My question, of course, isn't addressed to a politician. It is addressed to the universe, any God, high power, energy or alien willing to hear me and share the answer. How am I supposed to keep going when life appears to measure time not in years but in catastrophes?
From crisis to crisis?
The human brain has a tendency to remember trauma as one continuous story. Neuroscientists call this memory reconsolidation. Every time we revisit a painful memory, we replay it like a recording and we rebuild it. The present sometimes edits the past and new experiences become entangled into old ones. This is why grief can feel cumulative and one loss may wake up another we thought we processed and put behind us.
Our brains are pattern-detecting machines. They evolved to identify danger before hope. So when we are faced with a repeated hardship, they naturally begin constructing a narrative: Life is becoming one endless sequence of disasters. Please don’t go there, it’s a deep, dark rabbit hole. Believe in psychology when it says that narratives are interpretations, not objective reality.
So a crisis can also be renamed to an opportunity to demolish and build again, kind of like getting a new kitchen only we’re furnishing our internal room with skills, hopefully with kindness and (emotional) maturity.
The spark & the fire
One of the misconceptions is that our lives are defined by what happens to us. We are the survivor or the victim of or recovering from. Psychology claims that yes, indeed, events matter enormously, but they occupy surprisingly little psychological space over a lifetime. From that perspective: it is our response that becomes our identity.
The death itself lasts a day but the relationship we develop with the absence may last decades.
The scary diagnosis is shared in a single conversation but the courage the healing demands may reshape an entire personality.
The event is the spark, the journey becomes the fire.
Alain de Botton once said that adulthood was less about avoiding suffering than about becoming someone capable of carrying it with elegance. I think the problem is that some of us, myself included, mistakenly believe resilience means not breaking.

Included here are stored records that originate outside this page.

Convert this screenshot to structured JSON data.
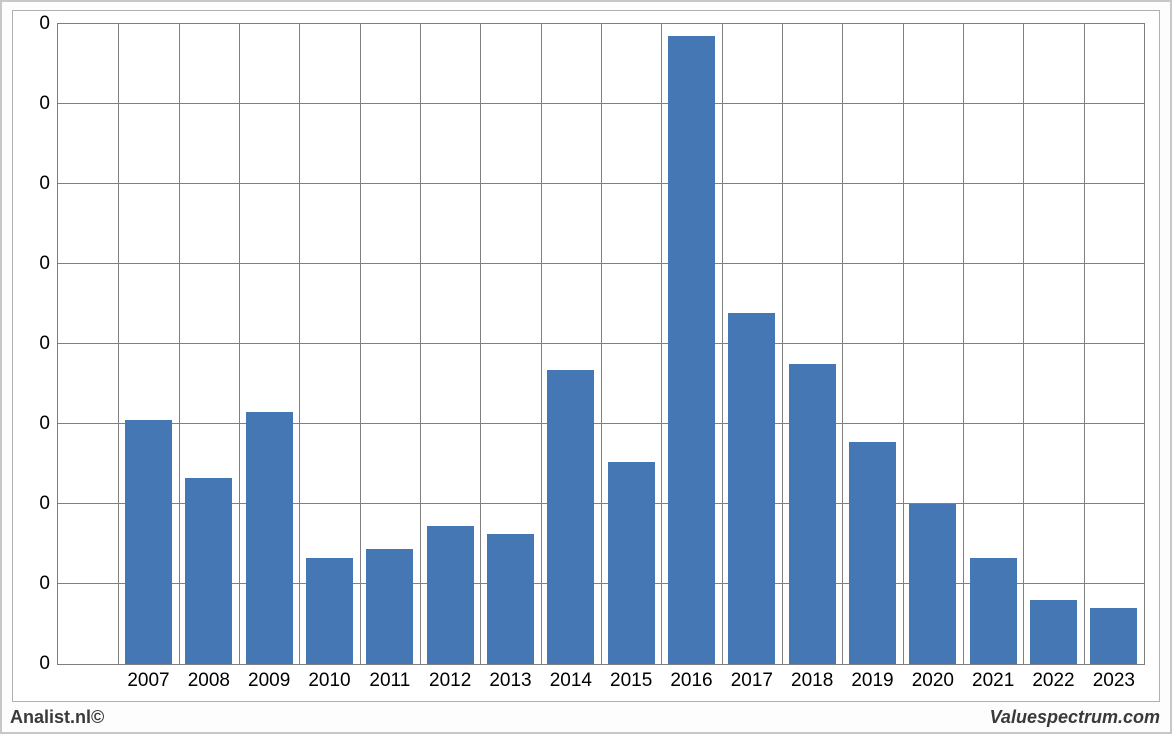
{
  "chart": {
    "type": "bar",
    "categories": [
      "2007",
      "2008",
      "2009",
      "2010",
      "2011",
      "2012",
      "2013",
      "2014",
      "2015",
      "2016",
      "2017",
      "2018",
      "2019",
      "2020",
      "2021",
      "2022",
      "2023"
    ],
    "values": [
      30.5,
      23.3,
      31.5,
      13.2,
      14.4,
      17.2,
      16.2,
      36.8,
      25.2,
      78.5,
      43.9,
      37.5,
      27.8,
      20.0,
      13.2,
      8.0,
      7.0
    ],
    "y_tick_count": 9,
    "y_tick_label": "0",
    "x_grid_count": 17,
    "bar_color": "#4577b4",
    "grid_color": "#808080",
    "background_color": "#ffffff",
    "bar_width_ratio": 0.78,
    "font_size_axis": 19
  },
  "footer": {
    "left": "Analist.nl©",
    "right": "Valuespectrum.com"
  }
}
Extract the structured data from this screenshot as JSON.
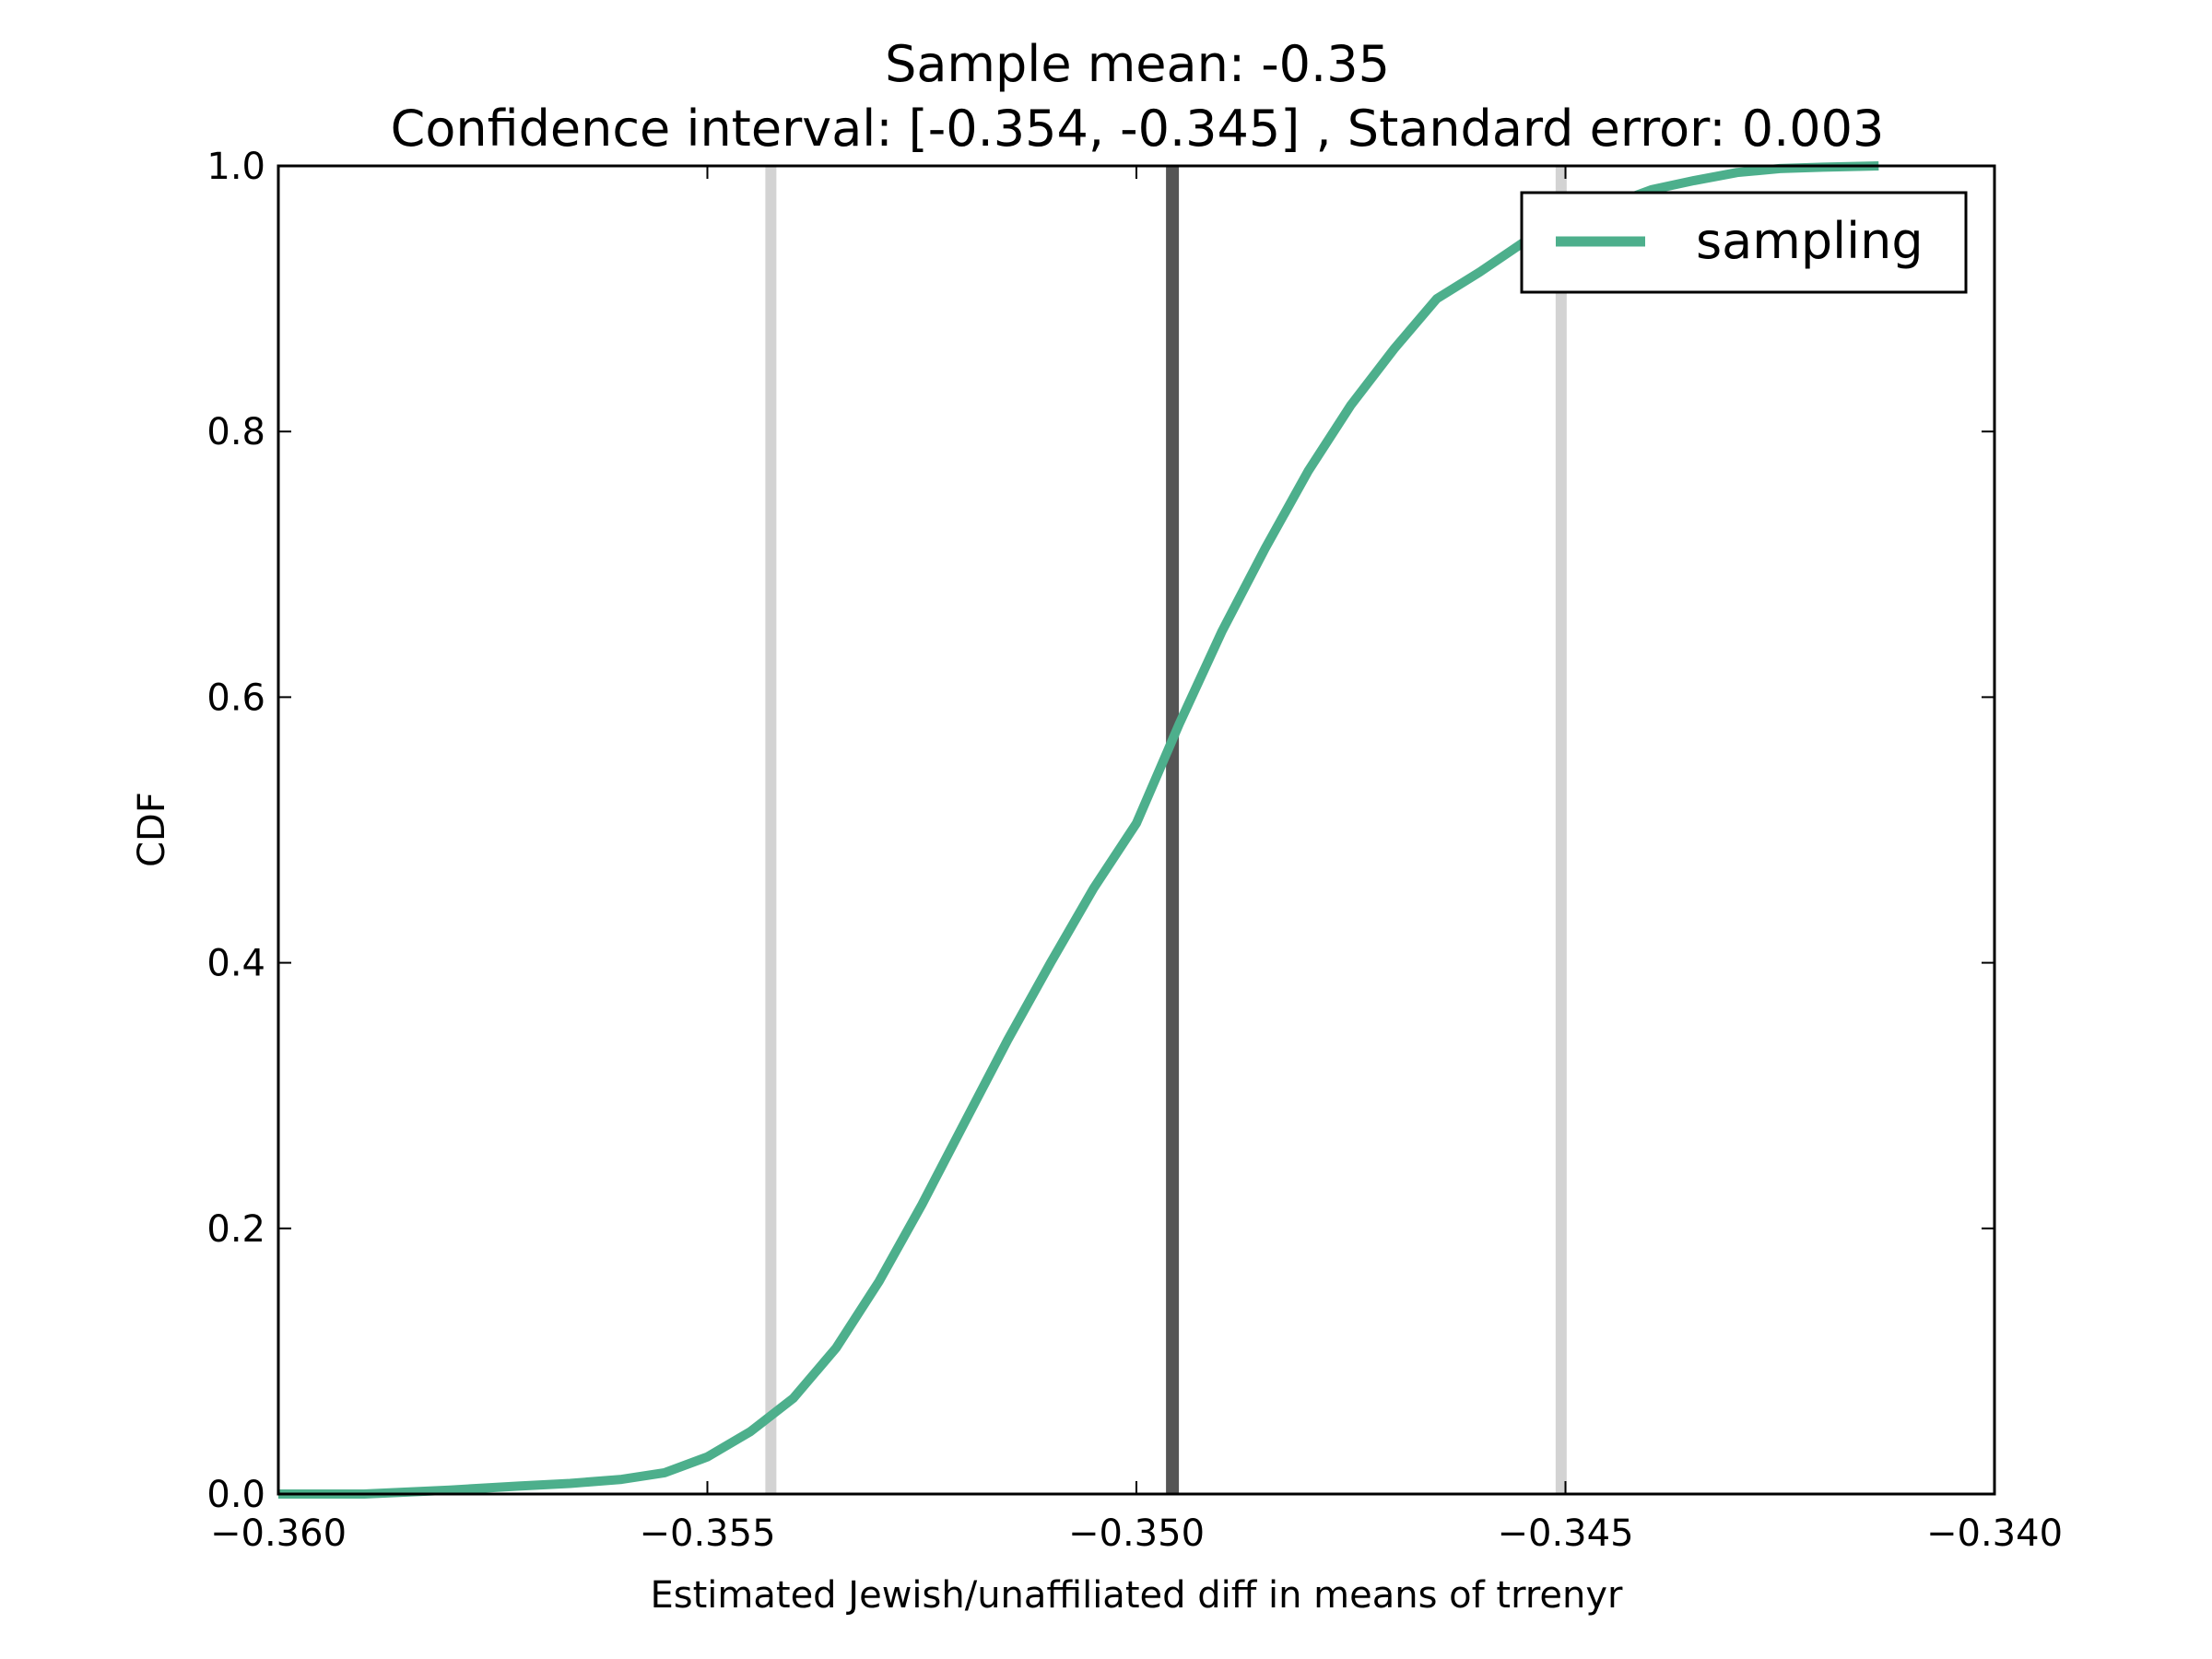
{
  "chart_data": {
    "type": "line",
    "title": "Sample mean: -0.35",
    "subtitle": "Confidence interval: [-0.354, -0.345] , Standard error: 0.003",
    "xlabel": "Estimated Jewish/unaffiliated diff in means of trrenyr",
    "ylabel": "CDF",
    "xlim": [
      -0.36,
      -0.34
    ],
    "ylim": [
      0.0,
      1.0
    ],
    "x_ticks": [
      -0.36,
      -0.355,
      -0.35,
      -0.345,
      -0.34
    ],
    "x_tick_labels": [
      "−0.360",
      "−0.355",
      "−0.350",
      "−0.345",
      "−0.340"
    ],
    "y_ticks": [
      0.0,
      0.2,
      0.4,
      0.6,
      0.8,
      1.0
    ],
    "y_tick_labels": [
      "0.0",
      "0.2",
      "0.4",
      "0.6",
      "0.8",
      "1.0"
    ],
    "grid": false,
    "legend_position": "top-right",
    "reference_lines": [
      {
        "x": -0.35426,
        "role": "ci-lower",
        "color": "#d3d3d3"
      },
      {
        "x": -0.34958,
        "role": "mean",
        "color": "#555555"
      },
      {
        "x": -0.34505,
        "role": "ci-upper",
        "color": "#d3d3d3"
      }
    ],
    "series": [
      {
        "name": "sampling",
        "color": "#4daf8c",
        "x": [
          -0.36,
          -0.359,
          -0.358,
          -0.3572,
          -0.3566,
          -0.356,
          -0.3555,
          -0.355,
          -0.3545,
          -0.354,
          -0.3535,
          -0.353,
          -0.3525,
          -0.352,
          -0.3515,
          -0.351,
          -0.3505,
          -0.35,
          -0.3495,
          -0.349,
          -0.3485,
          -0.348,
          -0.3475,
          -0.347,
          -0.3465,
          -0.346,
          -0.3455,
          -0.345,
          -0.3445,
          -0.344,
          -0.3435,
          -0.343,
          -0.3425,
          -0.342,
          -0.34135
        ],
        "y": [
          0.0,
          0.0,
          0.003,
          0.006,
          0.008,
          0.011,
          0.016,
          0.028,
          0.047,
          0.072,
          0.11,
          0.16,
          0.218,
          0.28,
          0.342,
          0.4,
          0.456,
          0.505,
          0.58,
          0.65,
          0.712,
          0.77,
          0.82,
          0.862,
          0.9,
          0.92,
          0.942,
          0.955,
          0.97,
          0.982,
          0.989,
          0.995,
          0.998,
          0.999,
          1.0
        ]
      }
    ]
  }
}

What if resilience is allowing ourselves to break without concluding that we are broken? The brain continues to rewire itself, not because pain is pleasant but because adaptation is essential. Every loss forces neural networks to reorganise, habits disappear, future plans are no more, relationships dissolve and as a result of that our identity becomes temporarily unstable. That instability is not evidence of failure, it only shows that the brain is doing exactly what it evolved to do: rebuilding.
Are all emotions beautiful?
We have developed an irritating habit of romanticising every emotion. Sadness, melancholy, anxiety, grief are so beautiful. Well… Not always. Sometimes grief is exhausting, repetitive, unfair and deeply inconvenient. Anxiety steals years that should have belonged to living. Depression convinces an intelligent brain that we are unable to handle tomorrow.
I think that beauty is not found inside the emotion itself, it emerges in what the emotion makes possible. What the experience teaches us and hopefully leaves us with some extra: compassion, perspective, patience. The ability to recognise another person's suffering without trying to immediately fix it.
Maybe this is how we live
We probably won’t outsmart grief. We could invite it to sit down for tea without allowing it to redecorate the entire house. We shall stop treating every new heartbreak as evidence that life is against us. And lastly - let us recognise that each devastating chapter also starts up the remarkable capacity of the nervous system to heal, reorganise and love again.
Why don’t we swap: how do we avoid suffering? with: how do we remain available to life, even after suffering has introduced itself again?
So grief, my old friend… you may visit, but you do not get to decide how the story ends.